The folder contains the same files as the HDFS folder sqoop created in our first job run.

We could set an autoscaling policy to let our DataProc cluster scale-up if necessary:

This is, however, not part of our lecture.

Results

  1. You executed a sqoop (MapReduce) job with different configurations (HDFS output first and GCS output second).
  2. This setup is big data ready for heavy workloads, since MapReduce is capable of scaling out (horizontally) and if necessary, you can add worker nodes to your cluster (however, the SQL database might become a bottleneck).

If you won't continue with the next lab (which is recommended), please make sure to delete your cluster:

You may also want to clean up your GCS bucket.

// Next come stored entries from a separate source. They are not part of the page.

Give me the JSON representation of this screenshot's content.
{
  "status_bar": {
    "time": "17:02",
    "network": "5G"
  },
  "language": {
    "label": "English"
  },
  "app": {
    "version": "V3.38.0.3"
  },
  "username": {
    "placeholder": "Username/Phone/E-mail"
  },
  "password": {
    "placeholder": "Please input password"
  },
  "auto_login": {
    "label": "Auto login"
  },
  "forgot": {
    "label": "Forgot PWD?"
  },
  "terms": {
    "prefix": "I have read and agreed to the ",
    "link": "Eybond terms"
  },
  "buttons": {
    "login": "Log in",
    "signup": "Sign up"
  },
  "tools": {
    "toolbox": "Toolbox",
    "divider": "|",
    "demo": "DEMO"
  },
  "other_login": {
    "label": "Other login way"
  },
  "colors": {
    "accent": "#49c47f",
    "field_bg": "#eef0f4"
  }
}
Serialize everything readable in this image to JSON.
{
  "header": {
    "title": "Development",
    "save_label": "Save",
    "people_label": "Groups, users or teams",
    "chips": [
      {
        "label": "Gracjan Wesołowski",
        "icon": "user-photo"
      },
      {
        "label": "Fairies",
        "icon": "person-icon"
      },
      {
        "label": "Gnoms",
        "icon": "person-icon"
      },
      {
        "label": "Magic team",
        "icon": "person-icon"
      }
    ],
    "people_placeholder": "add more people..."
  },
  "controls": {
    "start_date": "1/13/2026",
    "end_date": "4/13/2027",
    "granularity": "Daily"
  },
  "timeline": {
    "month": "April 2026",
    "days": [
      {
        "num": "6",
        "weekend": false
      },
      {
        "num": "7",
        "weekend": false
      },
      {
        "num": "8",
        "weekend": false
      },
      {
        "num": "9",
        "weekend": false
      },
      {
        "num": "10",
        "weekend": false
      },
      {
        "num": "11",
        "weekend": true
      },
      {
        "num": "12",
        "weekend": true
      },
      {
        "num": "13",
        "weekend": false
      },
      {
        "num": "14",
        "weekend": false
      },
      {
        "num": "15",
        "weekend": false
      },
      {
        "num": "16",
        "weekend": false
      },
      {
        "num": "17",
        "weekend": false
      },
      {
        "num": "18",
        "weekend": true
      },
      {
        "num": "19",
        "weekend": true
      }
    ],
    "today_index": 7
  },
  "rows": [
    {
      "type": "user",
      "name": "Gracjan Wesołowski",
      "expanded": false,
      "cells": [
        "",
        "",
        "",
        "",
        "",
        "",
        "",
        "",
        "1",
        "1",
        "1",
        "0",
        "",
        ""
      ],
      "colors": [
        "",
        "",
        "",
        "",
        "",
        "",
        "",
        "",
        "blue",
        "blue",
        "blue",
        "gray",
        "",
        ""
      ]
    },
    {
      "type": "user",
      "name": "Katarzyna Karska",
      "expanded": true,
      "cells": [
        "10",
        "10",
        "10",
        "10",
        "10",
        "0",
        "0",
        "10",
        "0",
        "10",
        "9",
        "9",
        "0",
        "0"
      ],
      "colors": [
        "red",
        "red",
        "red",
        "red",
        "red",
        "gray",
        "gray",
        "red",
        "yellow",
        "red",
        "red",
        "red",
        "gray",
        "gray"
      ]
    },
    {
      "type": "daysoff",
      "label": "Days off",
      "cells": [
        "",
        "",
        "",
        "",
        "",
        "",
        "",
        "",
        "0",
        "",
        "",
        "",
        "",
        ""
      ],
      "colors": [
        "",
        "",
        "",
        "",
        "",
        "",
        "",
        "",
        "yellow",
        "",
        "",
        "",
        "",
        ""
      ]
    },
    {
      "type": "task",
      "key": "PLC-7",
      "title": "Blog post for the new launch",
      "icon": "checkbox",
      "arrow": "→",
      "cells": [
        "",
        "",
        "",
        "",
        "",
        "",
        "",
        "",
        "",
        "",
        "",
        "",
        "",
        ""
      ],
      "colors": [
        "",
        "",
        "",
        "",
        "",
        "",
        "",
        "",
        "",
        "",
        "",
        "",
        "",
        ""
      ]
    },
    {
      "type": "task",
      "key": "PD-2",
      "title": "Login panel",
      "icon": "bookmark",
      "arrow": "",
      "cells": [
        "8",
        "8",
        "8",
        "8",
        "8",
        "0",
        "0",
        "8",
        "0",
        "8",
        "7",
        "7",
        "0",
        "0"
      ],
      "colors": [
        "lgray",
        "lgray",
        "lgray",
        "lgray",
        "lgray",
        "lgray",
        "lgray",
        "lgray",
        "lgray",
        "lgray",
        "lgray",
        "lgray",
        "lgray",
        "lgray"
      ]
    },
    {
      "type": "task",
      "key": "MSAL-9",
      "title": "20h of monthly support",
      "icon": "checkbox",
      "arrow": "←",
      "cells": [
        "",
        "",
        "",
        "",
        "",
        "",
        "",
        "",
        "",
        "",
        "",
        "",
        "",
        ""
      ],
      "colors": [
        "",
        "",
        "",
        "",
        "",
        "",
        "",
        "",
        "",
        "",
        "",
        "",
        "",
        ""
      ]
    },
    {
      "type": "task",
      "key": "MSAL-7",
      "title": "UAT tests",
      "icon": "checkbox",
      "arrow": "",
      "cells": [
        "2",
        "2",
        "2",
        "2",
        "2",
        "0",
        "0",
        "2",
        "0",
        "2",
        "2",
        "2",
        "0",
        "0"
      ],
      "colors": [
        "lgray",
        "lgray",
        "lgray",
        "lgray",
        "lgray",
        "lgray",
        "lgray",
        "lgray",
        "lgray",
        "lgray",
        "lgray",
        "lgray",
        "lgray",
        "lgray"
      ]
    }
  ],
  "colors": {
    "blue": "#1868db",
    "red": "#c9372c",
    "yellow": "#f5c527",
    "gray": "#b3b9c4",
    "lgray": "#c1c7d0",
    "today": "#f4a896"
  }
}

However, especially in the live lecture please leave the files in place.

Results

  1. You finished the lab and performed all necessary clean-up tasks.

Congratulations, you set up a "big data-traditional" and horizontally scaling ingestion pipeline using a Hadoop cluster with sqoop. You learned about initialization actions which come in handy when working with DataProc.